I doni che durano poco e niente
Il pozzo rimesso a nuovo, si far per dire, da ben tre ONG , chiamate VOSS Fondation, GSTA, SAHELCO.
La sua acqua viene inquinata dai secchi utilizzati per attingere il prezioso liquido. I contenitori personali vengono appoggiati in terra che è piena di escrementi di origine animale. Il pozzo è riabilitato, ma le malattie sono sempre là, presenti.
Le puits a été rénové, pour ainsi dire, par trois ONG : la Fondation VOSS, GSTA et SAHELCO. L’eau est contaminée par les seaux utilisés pour puiser ce précieux liquide. Des récipients personnels sont posés à même le sol, jonché d’excréments d’animaux. Le puits a été réhabilité, mais les maladies persistent.
Tanto di cartello per indicare a tutti il "meraviglioso" lavoro eseguito. Con i soldi del cartello ci potevano comperare qualche sacco di cemento in più, per arricchire la malta cementizia. Cartelli pubblicitari di ONG ed altri, hanno invaso il Mali, come per dire: "io ho fatto di più, io ho speso tanto ecc ecc".
Une pancarte pour clamer haut et fort le « travail formidable » accompli. Avec l'argent récolté grâce à cette pancarte, ils auraient pu acheter quelques sacs de ciment supplémentaires pour améliorer le mortier. Les panneaux publicitaires des ONG et autres organisations ont envahi le Mali, comme pour clamer : « J'en ai fait plus, j'ai dépensé sans compter, etc. »
Ed ecco il risultato. Lavoro mal fatto. Foto scattata nel dicembre del 2010, pochi mesi dopo della sua costruzione. Il muro di cinta del pozzo, eretto con blocchetti di cemento e intonacato con malta cementizia, è già tutto a pezzi. Bel dono. Di questi esempi è piena l'Africa. Quanti tromboni che suonano stonati...
Il tubo metallico, ai piedi del bambino in primo piano, serviva a incanalare l'acqua in una vasca per abbeverare gli animali...mai stato usato. Altro spreco, dovuto alla mancata conoscenza degli usi e costumi locali.
Et voici le résultat. Un travail bâclé. Photo prise en décembre 2010, quelques mois après sa construction. Le mur d'enceinte du puits, construit en parpaings et enduit de mortier de ciment, est déjà en ruine. Quel gâchis ! L'Afrique regorge d'exemples similaires. Que de projets inutiles… Le tuyau métallique, aux pieds de l'enfant au premier plan, était censé acheminer l'eau vers un abreuvoir pour les animaux… Il n'a jamais servi. Encore un gaspillage, dû à l'ignorance des coutumes et traditions locales.
Vue de l'intérieur de ce même mur, qui tombe en ruine.

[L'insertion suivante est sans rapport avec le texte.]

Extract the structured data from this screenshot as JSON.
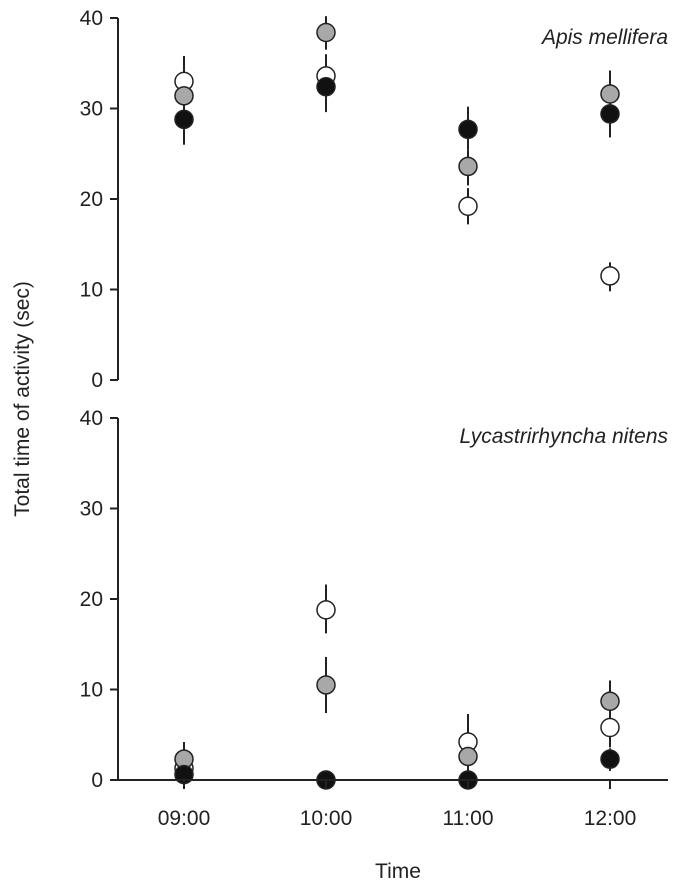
{
  "chart_data": [
    {
      "type": "scatter",
      "title": "Apis mellifera",
      "xlabel": "Time",
      "ylabel": "Total time of activity (sec)",
      "categories": [
        "09:00",
        "10:00",
        "11:00",
        "12:00"
      ],
      "yticks": [
        "0",
        "10",
        "20",
        "30",
        "40"
      ],
      "ylim": [
        0,
        40
      ],
      "grid": false,
      "series": [
        {
          "fill": "#ffffff",
          "values": [
            33.0,
            33.6,
            19.2,
            11.5
          ],
          "err_low": [
            31.0,
            31.2,
            17.2,
            9.8
          ],
          "err_high": [
            35.8,
            36.0,
            21.2,
            13.0
          ]
        },
        {
          "fill": "#a8a8a8",
          "values": [
            31.4,
            38.4,
            23.6,
            31.6
          ],
          "err_low": [
            29.5,
            36.5,
            21.5,
            29.5
          ],
          "err_high": [
            33.5,
            40.2,
            25.5,
            34.2
          ]
        },
        {
          "fill": "#111111",
          "values": [
            28.8,
            32.4,
            27.7,
            29.4
          ],
          "err_low": [
            26.0,
            29.6,
            25.5,
            26.8
          ],
          "err_high": [
            31.0,
            34.5,
            30.2,
            32.0
          ]
        }
      ]
    },
    {
      "type": "scatter",
      "title": "Lycastrirhyncha nitens",
      "xlabel": "Time",
      "ylabel": "Total time of activity (sec)",
      "categories": [
        "09:00",
        "10:00",
        "11:00",
        "12:00"
      ],
      "yticks": [
        "0",
        "10",
        "20",
        "30",
        "40"
      ],
      "ylim": [
        0,
        40
      ],
      "grid": false,
      "series": [
        {
          "fill": "#ffffff",
          "values": [
            1.3,
            18.8,
            4.2,
            5.8
          ],
          "err_low": [
            0.5,
            16.2,
            2.0,
            3.6
          ],
          "err_high": [
            2.4,
            21.6,
            7.3,
            8.2
          ]
        },
        {
          "fill": "#a8a8a8",
          "values": [
            2.3,
            10.5,
            2.6,
            8.7
          ],
          "err_low": [
            0.8,
            7.4,
            0.8,
            6.5
          ],
          "err_high": [
            4.2,
            13.6,
            4.6,
            11.0
          ]
        },
        {
          "fill": "#111111",
          "values": [
            0.6,
            0.0,
            0.0,
            2.3
          ],
          "err_low": [
            0.0,
            0.0,
            0.0,
            1.0
          ],
          "err_high": [
            1.2,
            0.0,
            0.0,
            3.5
          ]
        }
      ]
    }
  ]
}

Nous traversions par hasard le village dogon de Kani Kombole. En flânant dans le village, je suis tombé sur le puits que vous voyez sur la photo ci-dessus. Un exemple flagrant de gaspillage de l'argent des donateurs. Mais qui sait si ceux qui ont financé sa réhabilitation ont vu son état actuel, quelques mois seulement après sa construction ? Les puits de grand diamètre devraient être abandonnés en Afrique, mais on continue d'en creuser. Ils sont pratiques pour l'abreuvement pastoral, c'est-à-dire pour les animaux. On les laisse ouverts, avec toutes les contaminations que cela implique. Certains sont fermés par des plaques de métal articulées, ce qui permet de les ouvrir et de puiser le précieux liquide. Les habitants, les femmes et les filles, utilisent leurs propres seaux, en plastique ou en métal, éparpillés un peu partout. Les animaux errent librement dans les villages africains, et la terre est loin d'être propre. Saletés, urine et excréments solides collent à l'extérieur des seaux utilisés pour puiser l'eau du puits. L'eau des puits, qui atteint la nappe phréatique, est pleine de bactéries fécales, d'E. coli et d'autres colonies bactériennes nocives pour la santé humaine. Si certains persistent à creuser des puits de grand diamètre pour atteindre la nappe phréatique, ils devraient au moins veiller à sceller l'ouverture du puits de manière quasi hermétique, en ne laissant qu'une petite porte à charnières et un cadenas pour le seau unique, attaché à une longue corde ou chaîne placée au point d'eau. Le seau fera partie intégrante du système, et chacun devra l'utiliser individuellement pour puiser de l'eau. C'est la seule méthode, après 40 ans de tournées en Afrique, qui fonctionne sans engendrer trop de pollution.Tant qu'une Agence Européenne, dotée d'une véritable base de données, ne sera pas créée pour gérer l'aide destinée aux populations africaines, des sommes considérables seront gaspillées. Mais personne ne souhaite être contrôlé, même dans la paix de tous.




Che disastro! Le foto parlano da sole.